ECLI:NL:RBNHO:2020:5194

Rechtbank Noord-Holland

Datum uitspraak
17 juli 2020
Publicatiedatum
13 juli 2020
Zaaknummer
AWB - 20_1396
Instantie
Rechtbank Noord-Holland
Type
Uitspraak
Rechtsgebied
Bestuursrecht; Belastingrecht
Procedures
  • Vereenvoudigde behandeling
Rechters
Vindplaatsen
  • Rechtspraak.nl
AI samenvatting door LexboostAutomatisch gegenereerd

Kennelijk niet-ontvankelijk beroep inzake belastingaanslag

In deze zaak heeft eiser, [X], beroep ingesteld tegen de uitspraak op bezwaar van de inspecteur van de Belastingdienst, kantoor Zwolle, die op 19 december 2019 is gedaan. Het beroep is ingediend op 4 februari 2020, maar de rechtbank heeft vastgesteld dat dit niet tijdig is gebeurd. De termijn voor het indienen van een beroepschrift bedraagt zes weken en eindigde op 30 januari 2020. Eiser heeft het beroepschrift met PostNL verstuurd, maar het poststempel toont aan dat het pas op 3 februari 2020 op de post is gedaan. Hierdoor is het beroepschrift te laat ontvangen door de rechtbank.

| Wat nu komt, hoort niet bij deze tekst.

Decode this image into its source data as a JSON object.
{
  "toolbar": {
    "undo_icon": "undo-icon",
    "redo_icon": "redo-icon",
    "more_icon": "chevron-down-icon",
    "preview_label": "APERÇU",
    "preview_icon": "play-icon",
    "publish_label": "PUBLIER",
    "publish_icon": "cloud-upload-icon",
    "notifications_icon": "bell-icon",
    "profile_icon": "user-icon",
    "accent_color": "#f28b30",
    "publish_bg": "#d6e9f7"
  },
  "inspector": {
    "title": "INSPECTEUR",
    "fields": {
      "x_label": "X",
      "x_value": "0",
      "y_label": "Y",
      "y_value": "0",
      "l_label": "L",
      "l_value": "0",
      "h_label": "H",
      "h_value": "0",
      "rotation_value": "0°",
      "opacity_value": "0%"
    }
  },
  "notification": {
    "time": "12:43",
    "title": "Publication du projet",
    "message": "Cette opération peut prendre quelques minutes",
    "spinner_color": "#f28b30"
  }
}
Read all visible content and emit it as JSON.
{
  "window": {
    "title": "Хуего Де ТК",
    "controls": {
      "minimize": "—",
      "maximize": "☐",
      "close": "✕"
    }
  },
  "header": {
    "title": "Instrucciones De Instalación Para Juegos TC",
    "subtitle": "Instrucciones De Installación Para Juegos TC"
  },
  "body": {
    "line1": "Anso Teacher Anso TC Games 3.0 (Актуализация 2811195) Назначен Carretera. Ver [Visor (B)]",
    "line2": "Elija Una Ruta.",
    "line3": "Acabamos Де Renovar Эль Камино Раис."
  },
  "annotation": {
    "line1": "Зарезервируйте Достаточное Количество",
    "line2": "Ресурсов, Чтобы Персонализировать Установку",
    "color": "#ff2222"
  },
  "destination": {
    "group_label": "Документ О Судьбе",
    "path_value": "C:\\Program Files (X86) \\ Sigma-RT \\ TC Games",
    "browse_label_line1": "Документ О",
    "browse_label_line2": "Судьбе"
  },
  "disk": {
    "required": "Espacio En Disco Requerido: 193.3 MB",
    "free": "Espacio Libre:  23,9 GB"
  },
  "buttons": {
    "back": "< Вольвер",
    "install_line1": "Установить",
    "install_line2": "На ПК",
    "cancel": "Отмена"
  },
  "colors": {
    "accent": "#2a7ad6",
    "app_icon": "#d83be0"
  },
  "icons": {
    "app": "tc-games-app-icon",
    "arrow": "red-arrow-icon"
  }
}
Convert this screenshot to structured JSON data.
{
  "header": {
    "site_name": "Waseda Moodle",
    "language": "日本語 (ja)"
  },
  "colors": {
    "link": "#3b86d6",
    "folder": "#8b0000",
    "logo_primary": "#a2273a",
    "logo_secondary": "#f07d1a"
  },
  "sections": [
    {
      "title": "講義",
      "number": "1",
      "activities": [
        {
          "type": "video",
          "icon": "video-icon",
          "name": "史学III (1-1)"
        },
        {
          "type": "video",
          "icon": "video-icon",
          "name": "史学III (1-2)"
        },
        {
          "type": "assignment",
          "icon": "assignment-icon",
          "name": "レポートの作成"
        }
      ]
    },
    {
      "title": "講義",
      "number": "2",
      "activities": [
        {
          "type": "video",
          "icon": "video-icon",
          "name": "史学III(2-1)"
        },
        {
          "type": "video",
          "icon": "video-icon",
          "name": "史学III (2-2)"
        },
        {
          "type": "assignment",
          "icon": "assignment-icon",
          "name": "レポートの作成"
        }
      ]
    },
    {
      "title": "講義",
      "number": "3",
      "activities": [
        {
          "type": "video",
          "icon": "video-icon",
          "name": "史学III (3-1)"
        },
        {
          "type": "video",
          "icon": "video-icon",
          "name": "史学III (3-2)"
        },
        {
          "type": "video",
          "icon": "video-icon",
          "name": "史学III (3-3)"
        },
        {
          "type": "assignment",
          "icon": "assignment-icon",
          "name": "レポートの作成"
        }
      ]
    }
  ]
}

De rechtbank heeft eiser in een aangetekende brief van 19 mei 2020 verzocht om binnen vier weken te reageren op de termijnoverschrijding, maar eiser heeft hierop niet gereageerd. Daarnaast heeft eiser verzuimd om binnen de gestelde termijn een schriftelijke machtiging over te leggen, wat ook een reden is voor niet-ontvankelijkheid. De rechtbank heeft geconcludeerd dat er geen verschoonbare redenen zijn voor de termijnoverschrijding en dat het beroep daarom kennelijk niet-ontvankelijk is. Er is geen aanleiding voor een proceskostenveroordeling.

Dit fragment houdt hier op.